Nearly half of those surveyed (48 percent) cited fewer service interruptions as a reason for switching providers. For those customers who would consider switching or will definitely switch providers, the quality of Internet connections is the most frequently cited reason for a move. Other top motivators are faster data rates and lower prices. Less than 25 percent said the speed of their Internet connection meets their expectations.
Consumers looking for the appropriate connection speed and quality customer service could spur further consolidation in the ISP industry. It’s interesting to note that the bankrupt Excite@Home cable ISP was among the lowest scorers in the NRRI/BIGresearch survey.
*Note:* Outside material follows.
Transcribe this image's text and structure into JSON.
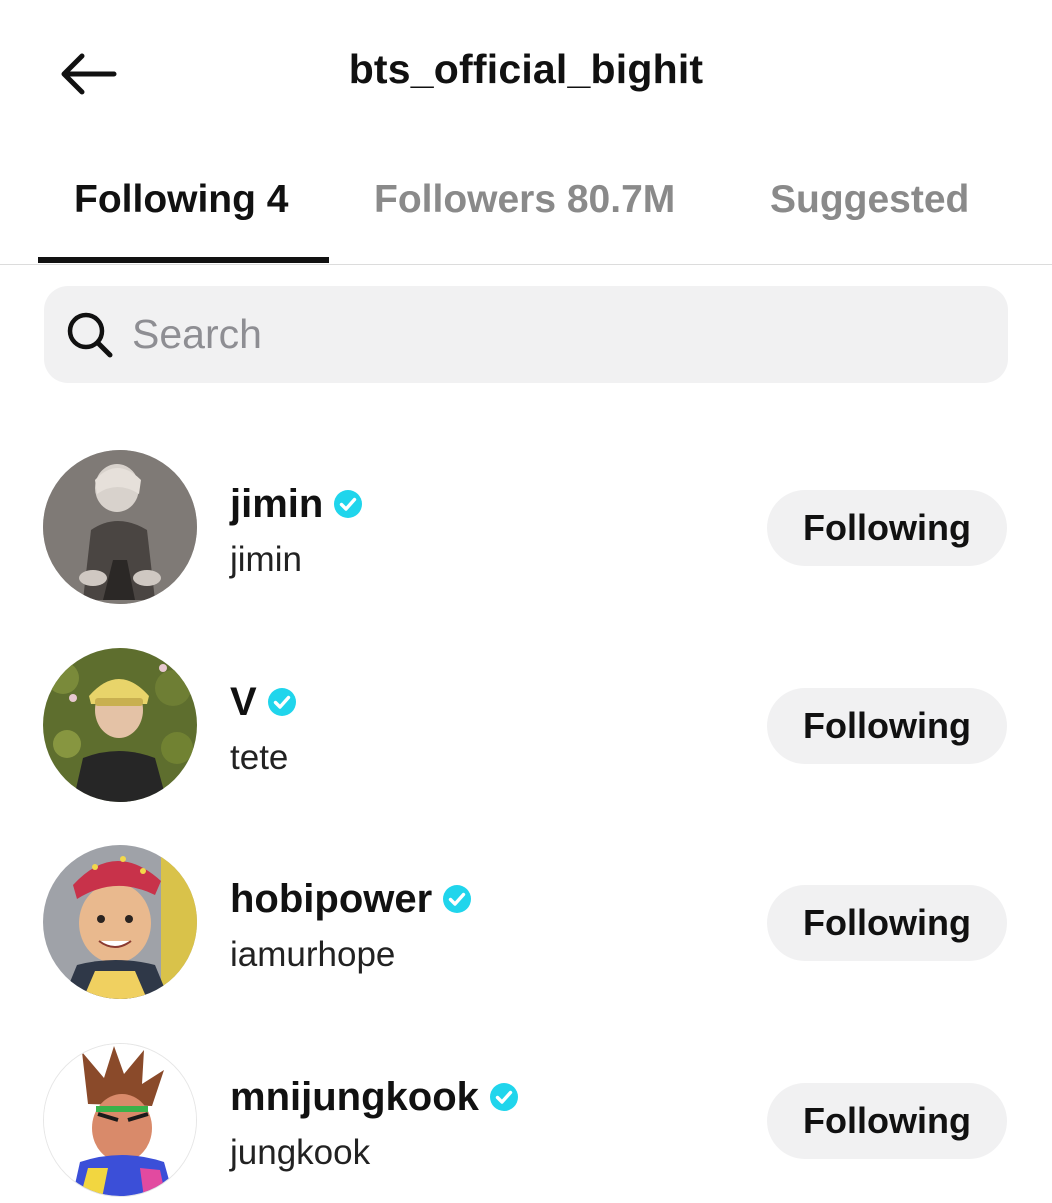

In the business ISP market, the report “2001 Business ISPs — Service, Size, and Share” by Cahners In-Stat Group predicts that continued economic challenges and decreased market capitalization will lead business service providers to either merge or go out of business. There are more than 6,000 ISPs offering business access services in the United States, but the top 10 competitors generated more than 65 percent of all access revenues in 2000.
While there is little reason to believe that the largest ISPs will relinquish much of their market share, In-Stat believes this will not result in the total demise of the smaller regional ISPs. Many of these smaller ISPs will survive by continuing to branch out into other services and by working with businesses that are often overlooked by national service providers.
“While new services will continue to emerge and grow, access services will still account for over half of all business service revenues followed by Web hosting, non-hosting value added services, and hardware resell/leasing,” said Daryl Schoolar, a senior analyst at In-Stat. “Access service revenue dominance will continue because ISPs use this service as a platform upon which to build other services. However, all ISPs need to beef up access service by offering a SLA (Service Level Agreement). The SLA must not only offer customer retribution for service shortfalls, but also needs to be pro-actively monitored by the ISP.”
According to In-Stat’s report, the largest ISP, in terms of access revenues for 2000, was WorldCom/UUNet. The second largest ISP, in terms of revenue, was AT&T. Other ISPs with significant market share were — PSINet, Cable & Wireless, Sprint, Genuity, InterNap, XO Communications, Verio and Qwest.